En 2015, cependant, les responsables du projet NICADAPTA ont montré aux exploitants locaux que la culture du café pouvait leur permettre de diversifier leur production et d’améliorer leurs revenus. Peu après, une initiative a été lancée dans le cadre du projet, à laquelle participent 205 familles de 15 communautés en vue de renforcer leurs capacités de production de café robusta.

Merling Joines, une femme d’ascendance africaine de 56 ans de la communauté locale de Manhattan, est à la tête de l’une de ces familles. Lorsque le projet a débuté, Merling était fonctionnaire municipale. Mère célibataire de sept enfants, son salaire ne lui permettait pas de joindre les deux bouts, aussi avait-elle toujours cultivé des parcelles de terre en complément.

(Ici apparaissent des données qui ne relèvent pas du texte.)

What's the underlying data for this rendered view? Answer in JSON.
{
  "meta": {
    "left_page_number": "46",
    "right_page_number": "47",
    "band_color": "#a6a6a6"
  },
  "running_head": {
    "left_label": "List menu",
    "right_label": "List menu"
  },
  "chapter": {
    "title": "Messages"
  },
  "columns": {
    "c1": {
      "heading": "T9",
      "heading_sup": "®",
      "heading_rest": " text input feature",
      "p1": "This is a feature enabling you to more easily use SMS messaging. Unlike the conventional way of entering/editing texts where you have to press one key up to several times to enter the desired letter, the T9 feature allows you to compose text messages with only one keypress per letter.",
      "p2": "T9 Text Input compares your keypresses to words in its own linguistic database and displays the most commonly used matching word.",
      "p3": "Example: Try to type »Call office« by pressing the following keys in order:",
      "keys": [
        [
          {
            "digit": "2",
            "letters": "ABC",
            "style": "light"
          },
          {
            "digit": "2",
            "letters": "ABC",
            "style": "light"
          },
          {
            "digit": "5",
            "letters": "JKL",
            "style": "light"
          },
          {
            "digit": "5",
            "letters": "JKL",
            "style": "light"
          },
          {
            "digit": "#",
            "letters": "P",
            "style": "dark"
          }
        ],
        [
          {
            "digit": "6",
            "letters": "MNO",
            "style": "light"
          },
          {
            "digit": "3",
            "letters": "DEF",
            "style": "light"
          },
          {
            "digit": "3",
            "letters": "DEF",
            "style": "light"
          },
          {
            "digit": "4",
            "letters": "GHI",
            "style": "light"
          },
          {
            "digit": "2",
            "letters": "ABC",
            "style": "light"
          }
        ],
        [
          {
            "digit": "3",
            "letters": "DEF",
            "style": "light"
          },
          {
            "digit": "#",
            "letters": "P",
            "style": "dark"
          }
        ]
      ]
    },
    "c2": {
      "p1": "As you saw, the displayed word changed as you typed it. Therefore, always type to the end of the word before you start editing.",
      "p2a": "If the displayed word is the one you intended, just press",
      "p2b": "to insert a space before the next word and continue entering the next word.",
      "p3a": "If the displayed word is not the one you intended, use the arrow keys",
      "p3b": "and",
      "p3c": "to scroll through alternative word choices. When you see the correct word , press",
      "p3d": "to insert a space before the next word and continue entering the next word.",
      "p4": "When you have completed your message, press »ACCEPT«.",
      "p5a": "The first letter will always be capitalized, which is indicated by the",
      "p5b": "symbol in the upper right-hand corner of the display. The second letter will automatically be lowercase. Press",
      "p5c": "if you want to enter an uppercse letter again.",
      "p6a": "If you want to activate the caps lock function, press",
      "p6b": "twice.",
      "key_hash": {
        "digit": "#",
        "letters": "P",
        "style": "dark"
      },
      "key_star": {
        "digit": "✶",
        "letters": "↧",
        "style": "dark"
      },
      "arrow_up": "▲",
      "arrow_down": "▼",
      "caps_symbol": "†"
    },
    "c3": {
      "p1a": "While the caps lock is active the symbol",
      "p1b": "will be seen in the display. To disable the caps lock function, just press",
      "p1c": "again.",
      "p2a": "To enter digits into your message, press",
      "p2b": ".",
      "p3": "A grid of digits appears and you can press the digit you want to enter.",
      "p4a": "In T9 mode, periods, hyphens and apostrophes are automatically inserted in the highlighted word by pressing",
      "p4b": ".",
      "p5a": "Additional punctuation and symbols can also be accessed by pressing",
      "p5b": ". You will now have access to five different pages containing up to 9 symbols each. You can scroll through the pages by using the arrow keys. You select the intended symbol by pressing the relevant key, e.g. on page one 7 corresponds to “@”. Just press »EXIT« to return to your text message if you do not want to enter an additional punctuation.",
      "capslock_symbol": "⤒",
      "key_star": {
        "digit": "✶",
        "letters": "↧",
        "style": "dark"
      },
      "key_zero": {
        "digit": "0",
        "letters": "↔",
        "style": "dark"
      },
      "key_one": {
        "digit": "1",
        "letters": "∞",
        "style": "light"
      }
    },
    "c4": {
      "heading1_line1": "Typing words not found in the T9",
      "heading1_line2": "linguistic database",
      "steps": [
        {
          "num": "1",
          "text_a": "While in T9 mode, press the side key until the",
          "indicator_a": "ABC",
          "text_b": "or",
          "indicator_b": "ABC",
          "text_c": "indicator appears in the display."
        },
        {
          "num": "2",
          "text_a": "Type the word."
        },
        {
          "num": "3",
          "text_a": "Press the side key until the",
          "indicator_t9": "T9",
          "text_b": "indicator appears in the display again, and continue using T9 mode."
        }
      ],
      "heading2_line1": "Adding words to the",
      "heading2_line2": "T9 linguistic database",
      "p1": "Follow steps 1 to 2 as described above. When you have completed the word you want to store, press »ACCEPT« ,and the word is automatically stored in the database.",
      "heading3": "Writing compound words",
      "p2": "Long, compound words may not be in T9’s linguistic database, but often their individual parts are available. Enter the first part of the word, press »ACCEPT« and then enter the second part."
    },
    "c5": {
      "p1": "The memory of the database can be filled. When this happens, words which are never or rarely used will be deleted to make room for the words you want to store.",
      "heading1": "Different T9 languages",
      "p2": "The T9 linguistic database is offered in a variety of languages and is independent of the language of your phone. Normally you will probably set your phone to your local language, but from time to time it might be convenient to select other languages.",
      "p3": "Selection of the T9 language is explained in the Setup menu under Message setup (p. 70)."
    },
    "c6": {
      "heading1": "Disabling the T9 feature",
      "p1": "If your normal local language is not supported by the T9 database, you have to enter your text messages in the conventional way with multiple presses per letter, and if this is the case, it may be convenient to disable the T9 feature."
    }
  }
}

Dans le cadre du projet NICADAPTA, les familles participantes ont bénéficié d’une formation portant sur de nombreux domaines, de la culture durable du café à la lutte contre les maladies, en passant par la préparation d’engrais organiques. Les formations ont porté notamment sur les pratiques respectueuses de l’environnement permettant d’accroître la résilience des exploitants familiaux face aux changements climatiques – un élément clé du projet NICADAPTA. Elles ont également permis de donner aux exploitants les outils nécessaires pour lutter contre certains problèmes sociaux tels que l’inégalité femmes-hommes et l’insécurité alimentaire et nutritionnelle.

« Les formations ont donné d’excellents résultats », conclut Merling, qui a particulièrement apprécié la possibilité d’échanger avec des coopératives communautaires de la municipalité de Nueva Guinea, à l’intérieur des terres, où le même système avait déjà été mis en place.

Grâce au projet, des zones de culture du café ont été créées dans des endroits protégés par des arbres plus hauts, une pratique qui permet aux exploitants d’éviter l’utilisation intensive de produits agrochimiques, contrairement à ce qui se fait dans d’autres régions du pays. Dans le cadre du projet ont également été distribuées des plantes telles que des arbres fruitiers et des arbres à bois, qui remplissent la double fonction d’ombrager les plants de café et de diversifier les cultures disponibles.

Aujourd’hui, la famille de Merling et une vingtaine d’autres familles veulent aller plus loin dans cette démarche. Elles comptent créer leur propre association en vue d’augmenter leur production, d’ajouter de la valeur au café qu’elles produisent et de le commercialiser partout où elles le peuvent.

Merling, elle aussi, est impatiente de poursuivre l’aventure. Sans hésitation, elle déclare: « À mon âge, pouvoir apprendre de nouvelles choses qui facilitent la vie est une grande chance. »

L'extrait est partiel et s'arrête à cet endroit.